Was ist ein Taschenalarm?

Der Taschenalarm ist ein Kleinalarmgerät und vergleichbar mit normalen Alarmanlagen – jedoch im Mini-Format. Durch das Drücken eines Knopfes oder dem Abreißen einer Kette wird ein sehr schriller und lauter Alarmton ausgelöst. Die Lautstärke beträgt je nach Modell etwa 120 Dezibel und entspricht damit dem Lärmpegel, den ein startender Jet erzeugt.

Die kleinen Alarmgeräte sind dadurch keine aktiven Verteidigungswaffen, sondern werden lediglich zur Abschreckung genutzt.

Taschenalarme werden nicht nur zum Schutz vor Überfällen genutzt, der schrille Ton am Telefonhörer wird auch bei belästigenden Anrufen eingesetzt oder kann auch zur Abwehr bei physischer Belästigung genutzt werden. Außerdem kann man in anderen Notsituationen auf sich selbst aufmerksam machen, denn durch den Ton werden nicht nur Angreifer abgeschreckt, Personen in der Nähe werden durch den Ton auf eine Gefahrensituation aufmerksam gemacht.
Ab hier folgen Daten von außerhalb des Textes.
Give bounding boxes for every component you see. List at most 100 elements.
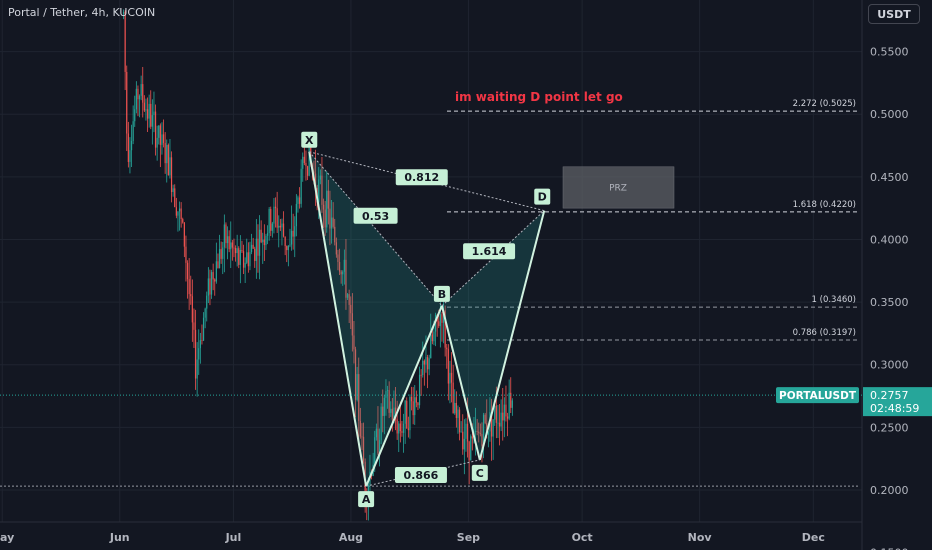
candle-body	[393, 407, 395, 420]
candle-body	[409, 396, 411, 431]
candle-body	[319, 175, 321, 180]
candle-body	[182, 219, 184, 223]
candle-body	[132, 121, 134, 141]
candle-body	[322, 204, 325, 210]
leg-xa	[308, 151, 368, 487]
candle-body	[177, 211, 179, 216]
candle-body	[354, 349, 357, 400]
candle-body	[218, 249, 221, 268]
leg-bc	[440, 305, 481, 461]
candle-body	[167, 144, 169, 176]
candle-body	[335, 242, 337, 255]
candle-body	[138, 95, 141, 100]
candle-body	[465, 423, 467, 439]
candle-body	[506, 416, 509, 419]
candle-body	[249, 252, 251, 267]
candle-body	[422, 360, 424, 376]
candle-body	[385, 391, 387, 398]
candle-body	[236, 248, 238, 254]
candle-body	[450, 372, 453, 383]
candle-body	[198, 348, 200, 360]
candle-body	[238, 248, 240, 265]
candle-body	[511, 400, 513, 408]
annotation-note: im waiting D point let go	[455, 90, 623, 104]
candle-body	[313, 171, 315, 174]
candle-body	[401, 431, 403, 433]
candle-body	[196, 359, 198, 379]
y-tick-label: 0.5000	[870, 108, 909, 121]
candle-body	[284, 236, 286, 247]
candle-body	[481, 434, 483, 446]
candle-body	[222, 247, 224, 259]
candle-body	[478, 431, 480, 434]
candle-body	[398, 423, 400, 434]
candle-body	[242, 251, 245, 268]
symbol-tag	[776, 387, 859, 404]
candle-body	[444, 310, 446, 348]
ratio-label: 0.53	[362, 210, 389, 223]
price-tag-value: 0.2757	[870, 389, 909, 402]
ratio-label: 0.866	[404, 469, 439, 482]
ratio-line-ac	[365, 459, 480, 487]
pattern-triangle-bcd	[441, 210, 545, 460]
y-tick-label: 0.2500	[870, 421, 909, 434]
candle-body	[191, 296, 193, 323]
candle-body	[337, 254, 339, 263]
harmonic-pattern	[308, 151, 546, 487]
candle-body	[262, 239, 264, 243]
candle-body	[302, 156, 304, 169]
candle-body	[388, 390, 390, 413]
candle-body	[431, 334, 433, 342]
ratio-label-box	[395, 169, 448, 186]
candle-body	[423, 360, 425, 365]
fib-label: 0.786 (0.3197)	[793, 328, 856, 338]
candle-body	[455, 402, 457, 418]
candle-body	[274, 206, 277, 209]
candle-body	[226, 236, 229, 244]
candle-body	[206, 295, 208, 309]
candle-body	[263, 239, 265, 246]
candle-body	[282, 223, 285, 237]
candle-body	[148, 103, 150, 119]
candle-body	[255, 238, 257, 261]
x-tick-label: Oct	[572, 531, 593, 544]
candle-body	[233, 247, 235, 249]
point-label: A	[362, 493, 371, 506]
candle-body	[201, 340, 203, 342]
candle-body	[377, 428, 379, 454]
candle-body	[188, 279, 190, 295]
candle-body	[334, 226, 336, 243]
candle-body	[318, 179, 320, 203]
point-label: B	[438, 288, 446, 301]
candle-body	[126, 71, 128, 134]
candle-body	[503, 404, 505, 421]
candle-body	[170, 157, 173, 192]
candle-body	[375, 428, 377, 438]
candle-body	[441, 314, 443, 323]
candle-body	[220, 249, 222, 259]
candle-body	[378, 440, 381, 454]
candle-body	[306, 166, 309, 176]
candle-body	[194, 329, 197, 379]
candle-body	[281, 223, 283, 228]
candle-body	[414, 397, 416, 416]
point-label-box	[433, 285, 450, 302]
currency-selector-button[interactable]: USDT	[868, 4, 920, 24]
candle-body	[420, 374, 422, 376]
candle-body	[265, 235, 267, 246]
candle-body	[396, 419, 398, 434]
fib-label: 1.618 (0.4220)	[793, 200, 856, 210]
candle-body	[286, 246, 288, 251]
candle-body	[234, 248, 237, 254]
candle-body	[244, 262, 246, 268]
candle-body	[271, 223, 273, 231]
candle-body	[287, 245, 289, 251]
candle-body	[268, 208, 270, 234]
candle-body	[500, 412, 502, 427]
ratio-label: 0.812	[404, 171, 439, 184]
candle-body	[202, 317, 205, 341]
candle-body	[314, 173, 317, 188]
candle-body	[390, 408, 392, 413]
candle-body	[146, 109, 149, 119]
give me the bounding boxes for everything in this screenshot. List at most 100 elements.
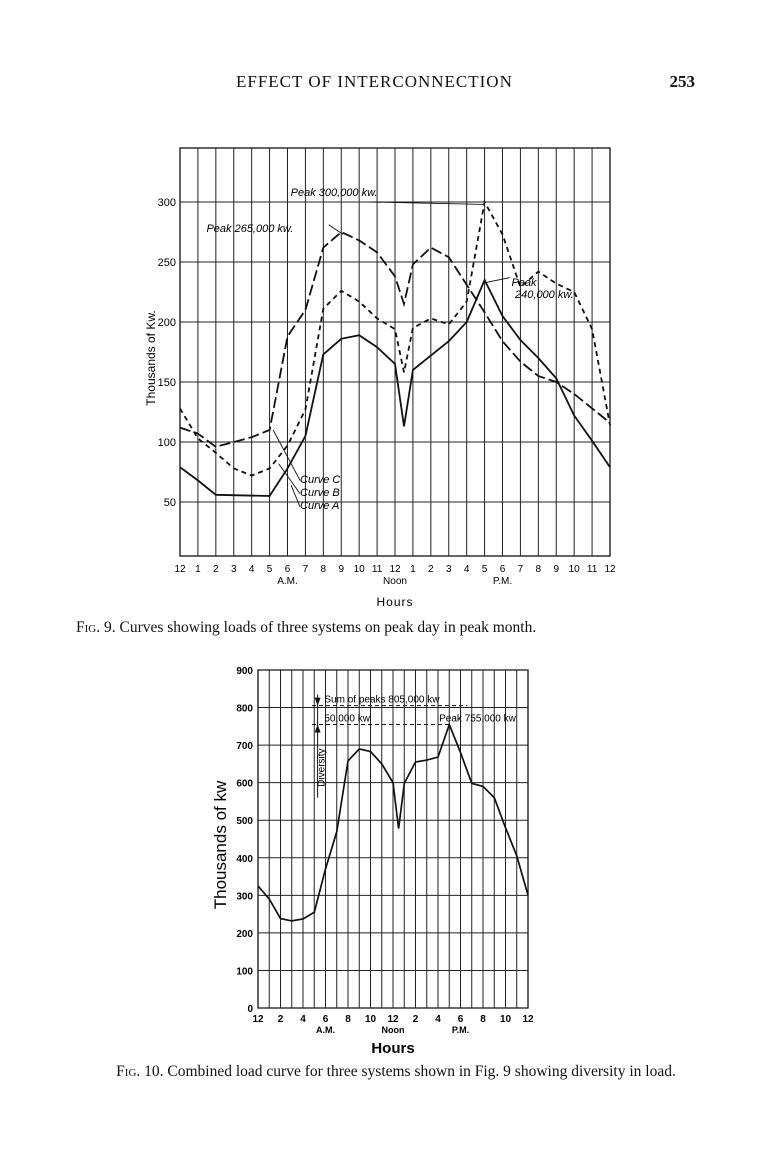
fig10-x-sublabel: A.M. (316, 1025, 335, 1035)
fig9-x-tick-label: 8 (536, 564, 542, 575)
fig10-x-tick-label: 4 (435, 1014, 441, 1025)
fig10-diversity-arrow-up (314, 724, 321, 733)
fig9-annotation-curve-c: Curve C (300, 474, 340, 486)
fig10-series-line (257, 722, 529, 922)
fig9-x-tick-label: 8 (321, 564, 327, 575)
running-title: EFFECT OF INTERCONNECTION (236, 72, 513, 91)
fig9-x-tick-label: 12 (174, 564, 186, 575)
fig10-y-tick-label: 900 (236, 666, 253, 677)
fig9-x-tick-label: 10 (354, 564, 366, 575)
fig9-grid (179, 147, 611, 557)
fig9-x-sublabel: Noon (383, 576, 407, 587)
fig9-x-tick-label: 7 (518, 564, 524, 575)
fig9-y-tick-label: 150 (158, 377, 176, 389)
fig9-y-tick-label: 250 (158, 257, 176, 269)
fig9-leader-line (290, 485, 301, 507)
fig10-diversity-arrow-down (314, 697, 321, 706)
fig10-x-tick-label: 12 (252, 1014, 264, 1025)
fig9-x-tick-label: 12 (604, 564, 616, 575)
fig9-x-tick-label: 4 (464, 564, 470, 575)
fig9-x-tick-label: 6 (500, 564, 506, 575)
fig10-y-tick-label: 100 (236, 966, 253, 977)
fig9-x-tick-label: 3 (231, 564, 237, 575)
fig9-y-tick-label: 300 (158, 197, 176, 209)
fig10-y-axis-label: Thousands of kw (211, 780, 230, 909)
fig9-series-line (179, 277, 611, 497)
figure-9-caption-label: Fig. 9. (76, 619, 116, 636)
fig9-x-tick-label: 3 (446, 564, 452, 575)
fig10-y-tick-label: 700 (236, 741, 253, 752)
fig9-x-tick-label: 9 (338, 564, 344, 575)
fig10-y-tick-label: 200 (236, 929, 253, 940)
fig10-annotation-sum-of-peaks: Sum of peaks 805,000 kw (324, 695, 440, 706)
fig10-y-tick-label: 800 (236, 704, 253, 715)
fig9-x-tick-label: 10 (569, 564, 581, 575)
fig10-x-sublabel: P.M. (452, 1025, 469, 1035)
fig10-x-tick-label: 2 (278, 1014, 284, 1025)
fig10-x-tick-label: 10 (500, 1014, 512, 1025)
figure-10-chart: 0 100 200 300 400 500 600 700 800 900 12 2 4 6 8 10 12 2 4… (211, 666, 534, 1057)
fig10-series (257, 694, 529, 922)
figure-10-caption-label: Fig. 10. (116, 1063, 164, 1080)
fig9-leader-line (369, 201, 485, 205)
fig9-x-tick-label: 5 (482, 564, 488, 575)
fig10-x-tick-label: 12 (387, 1014, 399, 1025)
fig10-grid (257, 669, 529, 1009)
fig9-x-tick-label: 9 (553, 564, 559, 575)
running-head: EFFECT OF INTERCONNECTION 253 (0, 72, 759, 96)
fig9-x-tick-label: 5 (267, 564, 273, 575)
fig9-x-tick-label: 11 (587, 564, 598, 575)
fig10-y-tick-label: 600 (236, 779, 253, 790)
fig10-annotation-peak: Peak 755,000 kw (439, 713, 516, 724)
fig10-x-axis-label: Hours (371, 1040, 414, 1057)
fig9-annotation-curve-b: Curve B (300, 487, 340, 499)
fig10-labels: 0 100 200 300 400 500 600 700 800 900 12 2 4 6 8 10 12 2 4… (211, 666, 534, 1057)
fig9-annotation-peak-c: Peak 265,000 kw. (206, 223, 293, 235)
fig9-annotation-peak-a-2: 240,000 kw. (514, 289, 574, 301)
fig9-y-tick-label: 200 (158, 317, 176, 329)
fig10-x-tick-label: 12 (522, 1014, 534, 1025)
fig9-x-tick-label: 12 (389, 564, 401, 575)
figure-10-caption-text: Combined load curve for three systems sh… (167, 1063, 676, 1080)
fig9-leader-line (328, 224, 344, 235)
fig9-x-tick-label: 7 (303, 564, 309, 575)
fig9-x-tick-label: 6 (285, 564, 291, 575)
fig9-x-tick-label: 2 (428, 564, 434, 575)
fig9-y-axis-label: Thousands of Kw. (144, 310, 158, 405)
fig10-annotation-diversity: Diversity (316, 748, 327, 786)
fig9-x-tick-label: 2 (213, 564, 219, 575)
figure-9-caption-text: Curves showing loads of three systems on… (119, 619, 537, 636)
fig10-x-tick-label: 10 (365, 1014, 377, 1025)
figure-10-caption: Fig. 10. Combined load curve for three s… (76, 1062, 716, 1082)
fig9-x-sublabel: P.M. (493, 576, 512, 587)
fig9-x-axis-label: Hours (376, 595, 413, 609)
fig9-leader-line (486, 277, 510, 283)
fig9-leader-line (272, 429, 301, 481)
fig9-x-tick-label: 1 (410, 564, 416, 575)
fig10-x-tick-label: 8 (345, 1014, 351, 1025)
page-number: 253 (669, 72, 696, 91)
fig10-x-tick-label: 6 (323, 1014, 329, 1025)
fig10-y-tick-label: 500 (236, 816, 253, 827)
fig9-series-line (179, 230, 611, 448)
fig9-y-tick-label: 50 (164, 497, 176, 509)
fig9-leader-line (278, 463, 301, 494)
fig9-y-tick-label: 100 (158, 437, 176, 449)
fig9-x-tick-label: 1 (195, 564, 201, 575)
fig10-x-tick-label: 4 (300, 1014, 306, 1025)
fig9-series (179, 199, 611, 507)
fig9-annotation-peak-b: Peak 300,000 kw. (291, 187, 378, 199)
fig9-x-tick-label: 11 (372, 564, 383, 575)
fig9-annotation-curve-a: Curve A (300, 500, 339, 512)
fig10-x-sublabel: Noon (382, 1025, 405, 1035)
fig9-series-line (179, 199, 611, 477)
fig10-x-tick-label: 6 (458, 1014, 464, 1025)
fig10-y-tick-label: 0 (247, 1004, 253, 1015)
fig9-x-sublabel: A.M. (277, 576, 298, 587)
fig10-x-tick-label: 2 (413, 1014, 419, 1025)
fig9-annotation-peak-a-1: Peak (511, 277, 537, 289)
fig10-annotation-50000: 50,000 kw (324, 713, 370, 724)
fig10-y-tick-label: 400 (236, 854, 253, 865)
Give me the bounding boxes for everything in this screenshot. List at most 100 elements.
Was ist beim Kauf zu beachten?

Taschenalarme gibt es in den unterschiedlichsten Größen, angefangen von kleinen Modellen, die bequem in die Hand passen bis hin zur Größe eines Schlüsselanhängers und größere Modelle können sogar zur Sicherung von Türen oder Fenstern verwendet werden.

Beim Kauf ist allerdings wichtig, dass Sie ein Modell wählen, das der Situation angepasst ist. Benötigen Sie ein Gerät zum Schutz für unterwegs, etwa bei einer Joggingrunde durch den Park oder wenn Sie abends noch das Haus verlassen wollen, dann sollten Sie zu kleinen handlichen Gräten greifen. Ob Sie ein Modell mit einem Knopf wählen oder einer Kette zum Abreißen unterliegt Ihrer persönlichen Präferenz, es hat sich jedoch gezeigt, dass Taschenalarme mit einem Knopf als Auslöser des Alarms in einer Notsituation wesentlich einfacher zu bedienen sind, als Modelle bei denen ein Stift durch eine Kette gezogen werden kann.

Im Handel gibt es auch Taschenalarme, die mit zusätzlichen Funktionen ausgestattet sind. Dies kann beispielsweise eine LED-Lampe sein oder andere optische Notsignale, wie ein SOS-Lichtsignal.

Darf ein Taschenalarm zur Selbstverteidigung eingesetzt werden und ist er dafür geeignet?

Der Taschenalarm ist ein völlig legales Gerät und kann zur Selbstverteidigung eingesetzt werden. Bei der Verwendung gilt jedoch zu beachten, dass ein Taschenalarm keine aktive Verteidigungswaffe ist, sondern lediglich zur Abschreckung benutzt wird bzw. um andere Passanten auf eine Notsituation aufmerksam zu machen.

Es wird dabei der Überraschungsmoment genutzt, denn der Angreifer rechnet in der Regel nicht damit, dass ein Opfer eine starke Gegenwehr zeigt. Durch den lauten Signalton wird dieser nicht nur erschreckt, sondern auch die Aufmerksamkeit von anderen auf das Geschehen gelenkt und damit für den Angreifer das Risiko deutlich größer von anderen entdeckt oder gefasst zu werden. Diese Schrecksekunde kann das Opfer zusätzlich nutzen, um die Flucht zu ergreifen und Distanz zwischen dem Angreifer zu schaffen.

Wichtig dabei ist jedoch auch, dass der Taschenalarm immer griffbereit ist und nicht erst etwa in einer Handtasche gesucht werden muss!